Conception to birth is roughly sixty-three days and, a litter usually consists of four to six pups. Their eyes and ears are closed when they are born, and they are unable to regulate their body temperature, yet another reason mom is so important. They can smell, but mostly they can taste and touch, which is the most important. This helps them to recognize their pack members from early on, most obviously mom, as they need to feed from her. They eat about four to five times a day for a few minutes at a time. Pups are born in a den which has to be large enough for mom and pups and is typically guarded so that nothing else can get in there. The sounds they make at this point are whining and yelping. And, of course, they can lick and suck to feed from mom. Mother wolf is an incredible housekeeper, cleaning up any messes that are made so that the den stays clean. She does this by eating all of the birthing remnants (the sacs, the cords, and the placenta) as well as stimulating the pups to urinate and defecate which she also ingests. No one said being a mom was easy. As she is unable to leave the den to go out and hunt, typically, the other wolves will bring her meat to sustain her through her trials of taking care of the pups. Occasionally, another non-breeding female will also produce milk and be able to feed the pups, but this is not a normal occurrence.
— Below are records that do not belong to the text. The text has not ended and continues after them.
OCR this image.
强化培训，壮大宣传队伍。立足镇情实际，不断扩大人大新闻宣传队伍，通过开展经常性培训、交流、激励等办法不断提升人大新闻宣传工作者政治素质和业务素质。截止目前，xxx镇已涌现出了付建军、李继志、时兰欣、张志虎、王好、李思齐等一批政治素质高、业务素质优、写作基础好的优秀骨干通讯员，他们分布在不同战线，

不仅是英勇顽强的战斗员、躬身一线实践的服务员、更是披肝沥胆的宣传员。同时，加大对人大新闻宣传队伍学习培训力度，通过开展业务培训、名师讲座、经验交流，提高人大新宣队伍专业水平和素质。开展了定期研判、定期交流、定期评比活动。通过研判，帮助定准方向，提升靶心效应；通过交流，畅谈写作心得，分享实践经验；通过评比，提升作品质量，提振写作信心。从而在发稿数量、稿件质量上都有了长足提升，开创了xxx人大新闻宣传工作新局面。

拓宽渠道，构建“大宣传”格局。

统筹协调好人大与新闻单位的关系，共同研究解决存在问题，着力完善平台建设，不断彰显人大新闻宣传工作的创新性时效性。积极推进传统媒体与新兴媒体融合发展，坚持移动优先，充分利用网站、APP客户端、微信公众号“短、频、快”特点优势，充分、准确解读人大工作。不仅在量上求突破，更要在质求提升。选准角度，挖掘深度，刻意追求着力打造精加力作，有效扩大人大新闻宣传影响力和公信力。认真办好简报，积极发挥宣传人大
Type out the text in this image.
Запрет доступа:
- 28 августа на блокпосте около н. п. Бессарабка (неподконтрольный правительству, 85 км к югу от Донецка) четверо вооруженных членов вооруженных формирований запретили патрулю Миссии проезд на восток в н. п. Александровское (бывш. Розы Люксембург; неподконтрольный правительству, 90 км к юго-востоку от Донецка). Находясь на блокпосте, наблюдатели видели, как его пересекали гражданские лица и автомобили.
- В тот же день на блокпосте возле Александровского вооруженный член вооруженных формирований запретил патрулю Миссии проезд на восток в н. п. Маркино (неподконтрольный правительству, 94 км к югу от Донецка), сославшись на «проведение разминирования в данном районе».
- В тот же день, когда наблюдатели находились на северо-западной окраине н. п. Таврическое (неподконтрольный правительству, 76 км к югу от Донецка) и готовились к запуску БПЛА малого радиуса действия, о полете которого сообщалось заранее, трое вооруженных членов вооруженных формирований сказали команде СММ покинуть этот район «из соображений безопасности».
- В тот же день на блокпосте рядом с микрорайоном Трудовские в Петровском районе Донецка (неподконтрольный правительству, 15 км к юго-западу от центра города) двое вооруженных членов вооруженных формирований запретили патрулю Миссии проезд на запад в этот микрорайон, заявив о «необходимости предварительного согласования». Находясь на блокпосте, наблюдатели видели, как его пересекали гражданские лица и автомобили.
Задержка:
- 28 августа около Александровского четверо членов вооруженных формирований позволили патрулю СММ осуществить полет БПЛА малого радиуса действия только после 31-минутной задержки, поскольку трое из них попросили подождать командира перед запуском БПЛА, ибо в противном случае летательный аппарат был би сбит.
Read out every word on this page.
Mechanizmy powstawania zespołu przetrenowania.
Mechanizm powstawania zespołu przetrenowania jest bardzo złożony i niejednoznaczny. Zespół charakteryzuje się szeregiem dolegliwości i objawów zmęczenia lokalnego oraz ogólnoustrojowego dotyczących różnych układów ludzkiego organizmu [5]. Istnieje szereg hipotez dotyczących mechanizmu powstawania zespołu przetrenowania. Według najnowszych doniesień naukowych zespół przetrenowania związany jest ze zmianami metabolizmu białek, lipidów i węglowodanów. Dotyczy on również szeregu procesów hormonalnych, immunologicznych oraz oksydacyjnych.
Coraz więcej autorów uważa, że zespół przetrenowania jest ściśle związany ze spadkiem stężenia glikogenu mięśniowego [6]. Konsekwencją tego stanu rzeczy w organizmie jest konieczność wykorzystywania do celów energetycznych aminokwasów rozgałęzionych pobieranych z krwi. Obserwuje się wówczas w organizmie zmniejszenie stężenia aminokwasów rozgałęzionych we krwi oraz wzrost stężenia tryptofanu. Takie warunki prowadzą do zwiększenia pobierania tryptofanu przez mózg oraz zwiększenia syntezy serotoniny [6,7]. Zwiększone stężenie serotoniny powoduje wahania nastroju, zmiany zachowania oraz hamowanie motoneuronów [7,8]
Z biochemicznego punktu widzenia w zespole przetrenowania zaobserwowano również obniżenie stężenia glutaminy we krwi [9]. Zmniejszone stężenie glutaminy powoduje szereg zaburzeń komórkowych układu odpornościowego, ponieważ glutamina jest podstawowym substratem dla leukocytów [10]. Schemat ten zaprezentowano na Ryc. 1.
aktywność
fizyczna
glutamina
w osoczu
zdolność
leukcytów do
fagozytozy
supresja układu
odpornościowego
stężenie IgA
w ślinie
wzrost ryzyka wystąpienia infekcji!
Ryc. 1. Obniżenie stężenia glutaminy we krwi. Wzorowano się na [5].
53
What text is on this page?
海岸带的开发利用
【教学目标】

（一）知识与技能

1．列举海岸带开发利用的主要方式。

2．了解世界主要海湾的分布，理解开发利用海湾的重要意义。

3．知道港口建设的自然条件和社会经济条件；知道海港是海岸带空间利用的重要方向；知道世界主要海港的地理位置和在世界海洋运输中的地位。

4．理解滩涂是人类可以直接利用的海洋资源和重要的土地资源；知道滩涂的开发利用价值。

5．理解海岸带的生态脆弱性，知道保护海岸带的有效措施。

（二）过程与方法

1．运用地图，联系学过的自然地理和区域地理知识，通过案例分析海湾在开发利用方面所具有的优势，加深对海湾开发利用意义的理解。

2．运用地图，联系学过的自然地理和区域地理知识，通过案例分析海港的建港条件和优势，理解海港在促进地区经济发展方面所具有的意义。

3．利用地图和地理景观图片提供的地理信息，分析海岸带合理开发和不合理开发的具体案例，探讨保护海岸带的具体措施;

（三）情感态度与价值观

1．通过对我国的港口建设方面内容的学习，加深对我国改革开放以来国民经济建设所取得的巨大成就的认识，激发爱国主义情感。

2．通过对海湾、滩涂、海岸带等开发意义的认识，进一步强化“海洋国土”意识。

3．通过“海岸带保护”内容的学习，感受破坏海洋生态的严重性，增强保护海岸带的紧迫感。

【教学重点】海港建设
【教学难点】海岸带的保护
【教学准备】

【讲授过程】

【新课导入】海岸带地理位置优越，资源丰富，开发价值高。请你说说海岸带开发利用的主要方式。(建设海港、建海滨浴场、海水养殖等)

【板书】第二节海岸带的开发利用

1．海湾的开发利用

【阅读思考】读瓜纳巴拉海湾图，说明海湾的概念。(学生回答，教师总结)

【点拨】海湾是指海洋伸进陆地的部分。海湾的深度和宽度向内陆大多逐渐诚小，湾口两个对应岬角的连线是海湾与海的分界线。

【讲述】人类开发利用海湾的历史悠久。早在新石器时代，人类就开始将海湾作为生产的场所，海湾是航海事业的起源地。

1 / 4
Their eyes start to open up along with their ears a couple of weeks after birth. They also start stumbling about in the den and, once steady, even venture outside of the den for short bits of time. Their milk teeth appear shortly after. By weeks four and five they start eating tiny bits of meat, they start getting adventurous outside of the den, with supervision, of course. The pups learn to lick the mouths of the other wolves to get them to regurgitate food for them. Their head and feet get disproportionately bigger as the rest of their bodies try to catch up. As they start play fighting and showing dominance, they are also getting more vocal, beginning to growl and whimper, along with sharing their slightly squeaky howl. Their “play” also includes “attacking and killing” bones, feathers, and skins of dead animals and after they “kill” their “prey” they carry it around like fantastic trophies.